Il primo ministro ungherese Viktor Orbán ha dichiarato che la Russia ha vinto la guerra in Ucraina e l'unica domanda è quando l'Occidente, che sostiene Kiev, riconoscerà questo fatto. Secondo la Reuters, Orbán ha fatto le sue osservazioni in un'intervista al canale YouTube Patriot, dove ha anche detto che gli ucraini hanno perso la guerra. In questo modo, il primo ministro ha criticato i Paesi occidentali, in particolare gli Stati Uniti del presidente Joe Biden, per aver perso l'opportunità di negoziare la fine del conflitto con Mosca.

"Parliamo come se questa fosse una guerra senza limiti, ma non è così. Gli ucraini hanno perso la guerra. La Russia ha vinto questa guerra". La Reuters ha citato le parole del primo ministro. Secondo lui, la questione cruciale ora è in quali circostanze l'Occidente riconoscerà questa realtà e quali passi ne deriveranno. Allo stesso tempo, Orbán ha avvertito che se l'Europa non sarà presente al tavolo dei negoziati, "sarà sul menu", cioè diventerà soggetta alle decisioni di altre potenze.

Le dichiarazioni arrivano in un momento in cui si stanno preparando negoziati diplomatici fondamentali in Europa e nel mondo. Secondo il Guardian, lunedì i 26 Stati membri dell'Unione Europea hanno approvato una dichiarazione congiunta in cui si afferma che gli ucraini devono essere liberi di decidere il loro futuro e di sostenere una pace duratura in conformità con il diritto internazionale. L'Ungheria è stato l'unico Stato a non firmare il testo.

La dichiarazione mirava a inviare un messaggio unitario in vista del previsto vertice tra il Presidente degli Stati Uniti Donald Trump e il Presidente russo Vladimir Putin in Alaska, ha riferito la Reuters. Nel documento, i rappresentanti degli Stati membri dell'UE hanno sottolineato che qualsiasi pace deve rispettare la sovranità e l'integrità territoriale dell'Ucraina.

La decisione dell'Ungheria di non aderire alla dichiarazione ha suscitato critiche tra i politici europei, che la considerano un altro passo di Budapest verso Mosca. Tuttavia, secondo il Guardian, Orbán ha reagito sui social media, affermando che l'Unione Europea non è stata nemmeno invitata al vertice USA-Russia, eppure sta ponendo delle condizioni, che ha definito "tristi".

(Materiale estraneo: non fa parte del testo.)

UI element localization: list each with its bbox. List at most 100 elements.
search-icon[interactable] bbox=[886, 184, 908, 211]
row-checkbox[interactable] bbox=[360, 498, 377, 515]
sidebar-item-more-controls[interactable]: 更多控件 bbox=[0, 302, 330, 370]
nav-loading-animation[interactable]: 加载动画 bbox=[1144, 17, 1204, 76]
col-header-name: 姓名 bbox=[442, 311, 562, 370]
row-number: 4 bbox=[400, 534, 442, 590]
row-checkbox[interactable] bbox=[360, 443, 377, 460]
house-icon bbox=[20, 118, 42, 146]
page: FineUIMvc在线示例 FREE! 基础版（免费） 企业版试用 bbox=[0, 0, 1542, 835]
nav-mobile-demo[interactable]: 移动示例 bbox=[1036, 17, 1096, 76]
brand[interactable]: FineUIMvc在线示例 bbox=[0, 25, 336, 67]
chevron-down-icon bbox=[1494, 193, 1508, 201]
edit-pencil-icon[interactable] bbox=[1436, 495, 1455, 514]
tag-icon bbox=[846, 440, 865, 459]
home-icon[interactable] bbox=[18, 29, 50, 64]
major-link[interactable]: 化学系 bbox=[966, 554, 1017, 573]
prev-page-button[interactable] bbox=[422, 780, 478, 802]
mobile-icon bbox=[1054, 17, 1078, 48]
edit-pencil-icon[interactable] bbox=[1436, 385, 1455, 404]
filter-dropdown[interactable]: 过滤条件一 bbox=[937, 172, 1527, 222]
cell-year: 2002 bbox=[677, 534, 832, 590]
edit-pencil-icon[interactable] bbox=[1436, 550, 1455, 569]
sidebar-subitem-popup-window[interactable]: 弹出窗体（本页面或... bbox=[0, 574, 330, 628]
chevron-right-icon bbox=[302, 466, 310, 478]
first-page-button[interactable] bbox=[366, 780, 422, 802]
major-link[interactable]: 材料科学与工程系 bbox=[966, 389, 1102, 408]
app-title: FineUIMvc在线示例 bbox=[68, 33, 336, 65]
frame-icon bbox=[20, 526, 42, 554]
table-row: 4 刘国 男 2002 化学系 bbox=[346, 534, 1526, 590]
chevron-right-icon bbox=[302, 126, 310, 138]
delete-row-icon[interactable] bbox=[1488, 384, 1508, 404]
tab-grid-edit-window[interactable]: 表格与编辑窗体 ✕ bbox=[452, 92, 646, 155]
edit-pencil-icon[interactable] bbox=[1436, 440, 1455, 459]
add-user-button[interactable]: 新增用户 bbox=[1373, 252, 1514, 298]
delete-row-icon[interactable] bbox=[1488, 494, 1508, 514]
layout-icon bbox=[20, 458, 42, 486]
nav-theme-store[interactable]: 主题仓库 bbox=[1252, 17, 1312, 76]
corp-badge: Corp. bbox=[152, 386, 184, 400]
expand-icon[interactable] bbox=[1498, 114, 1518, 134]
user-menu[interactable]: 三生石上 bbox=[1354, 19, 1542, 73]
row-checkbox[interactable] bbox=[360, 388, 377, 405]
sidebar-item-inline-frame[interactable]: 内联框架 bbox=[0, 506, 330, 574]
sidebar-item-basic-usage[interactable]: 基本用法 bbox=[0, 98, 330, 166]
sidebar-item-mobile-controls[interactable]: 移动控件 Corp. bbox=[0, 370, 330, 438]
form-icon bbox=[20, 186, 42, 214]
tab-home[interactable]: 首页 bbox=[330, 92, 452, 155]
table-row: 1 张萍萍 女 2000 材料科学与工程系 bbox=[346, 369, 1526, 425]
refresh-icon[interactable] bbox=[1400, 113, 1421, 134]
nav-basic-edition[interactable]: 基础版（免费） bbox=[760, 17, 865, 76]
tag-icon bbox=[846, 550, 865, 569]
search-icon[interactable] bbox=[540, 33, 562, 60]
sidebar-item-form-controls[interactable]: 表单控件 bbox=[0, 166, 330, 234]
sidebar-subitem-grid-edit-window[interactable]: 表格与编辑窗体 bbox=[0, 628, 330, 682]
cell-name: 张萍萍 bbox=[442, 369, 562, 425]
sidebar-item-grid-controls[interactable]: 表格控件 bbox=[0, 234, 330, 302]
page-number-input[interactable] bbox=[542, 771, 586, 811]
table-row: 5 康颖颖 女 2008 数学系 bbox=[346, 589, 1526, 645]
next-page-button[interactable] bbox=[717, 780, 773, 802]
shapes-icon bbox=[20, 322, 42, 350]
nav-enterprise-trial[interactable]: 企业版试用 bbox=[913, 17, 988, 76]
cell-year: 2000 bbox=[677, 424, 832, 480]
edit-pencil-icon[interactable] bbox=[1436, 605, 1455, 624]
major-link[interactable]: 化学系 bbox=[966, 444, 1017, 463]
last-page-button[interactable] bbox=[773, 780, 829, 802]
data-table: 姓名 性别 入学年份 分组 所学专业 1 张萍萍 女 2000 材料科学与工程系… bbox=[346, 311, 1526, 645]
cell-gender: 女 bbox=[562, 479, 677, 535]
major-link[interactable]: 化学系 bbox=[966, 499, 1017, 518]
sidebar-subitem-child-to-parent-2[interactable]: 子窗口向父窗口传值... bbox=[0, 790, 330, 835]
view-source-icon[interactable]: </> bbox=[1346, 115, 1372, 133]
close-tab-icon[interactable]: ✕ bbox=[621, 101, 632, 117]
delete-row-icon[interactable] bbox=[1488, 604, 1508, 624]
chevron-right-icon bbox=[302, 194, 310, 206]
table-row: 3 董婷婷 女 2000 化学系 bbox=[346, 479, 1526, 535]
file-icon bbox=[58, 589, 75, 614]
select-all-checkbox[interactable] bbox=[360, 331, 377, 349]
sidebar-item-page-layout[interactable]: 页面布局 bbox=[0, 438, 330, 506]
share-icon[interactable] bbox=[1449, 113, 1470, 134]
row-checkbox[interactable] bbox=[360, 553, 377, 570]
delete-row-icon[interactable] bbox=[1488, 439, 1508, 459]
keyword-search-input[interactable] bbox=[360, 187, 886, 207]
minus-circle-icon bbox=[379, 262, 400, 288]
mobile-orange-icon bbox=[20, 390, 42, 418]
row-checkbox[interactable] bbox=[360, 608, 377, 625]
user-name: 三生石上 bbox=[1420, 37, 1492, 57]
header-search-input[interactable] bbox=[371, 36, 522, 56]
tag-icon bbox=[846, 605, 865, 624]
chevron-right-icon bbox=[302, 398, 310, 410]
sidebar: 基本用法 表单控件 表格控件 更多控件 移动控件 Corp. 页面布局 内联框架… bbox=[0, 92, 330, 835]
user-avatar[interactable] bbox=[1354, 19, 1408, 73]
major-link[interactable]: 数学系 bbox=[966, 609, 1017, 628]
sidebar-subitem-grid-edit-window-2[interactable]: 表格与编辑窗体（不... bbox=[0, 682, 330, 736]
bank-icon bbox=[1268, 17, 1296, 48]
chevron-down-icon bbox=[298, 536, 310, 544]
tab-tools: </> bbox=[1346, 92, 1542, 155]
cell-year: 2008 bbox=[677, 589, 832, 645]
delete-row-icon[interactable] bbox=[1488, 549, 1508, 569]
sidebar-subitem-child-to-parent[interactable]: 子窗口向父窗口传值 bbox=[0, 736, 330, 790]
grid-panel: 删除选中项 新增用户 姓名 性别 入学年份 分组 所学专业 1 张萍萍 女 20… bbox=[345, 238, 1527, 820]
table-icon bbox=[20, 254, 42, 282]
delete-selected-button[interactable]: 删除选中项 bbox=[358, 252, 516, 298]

Secondo Euronews, Orbán ha suggerito che l'UE dovrebbe invece tenere un proprio vertice con la Russia. "Diamo una possibilità alla pace", ha detto. Con questa dichiarazione, il primo ministro ha ribadito la sua posizione di sempre, secondo cui la soluzione al conflitto in Ucraina dovrebbe essere ricercata al tavolo dei negoziati e non sul campo di battaglia.

Secondo l'agenzia di stampa cinese Xinhua, Orbán sostiene inoltre che la diplomazia europea deve essere più coinvolta, altrimenti le decisioni sul futuro del continente saranno prese altrove. In questo modo, il primo ministro ha ribadito la sua visione di un "campo di pace europeo", che ha promosso dall'inizio dell'invasione russa nel 2022.

All'interno dell'Unione Europea, l'Ungheria si oppone spesso alle sanzioni contro la Russia e rifiuta il sostegno militare all'Ucraina. Questa posizione ha da tempo causato tensioni a Bruxelles e tra i partner della NATO. Quindi, secondo la Reuters, la dichiarazione sulla "vittoria della Russia" non fa che confermare che Budapest si sta allontanando dalla posizione maggioritaria europea anche dopo tre anni e mezzo di guerra.

La situazione in Ucraina non si è ancora calmata. Secondo gli analisti militari citati dai media occidentali, mentre la Russia ha guadagnato territori significativi negli ultimi mesi, i combattimenti continuano e il futuro del conflitto rimane incerto. La dichiarazione di Orbán è quindi destinata ad alimentare ulteriormente il fuoco dei dibattiti politici all'interno dell'Unione Europea.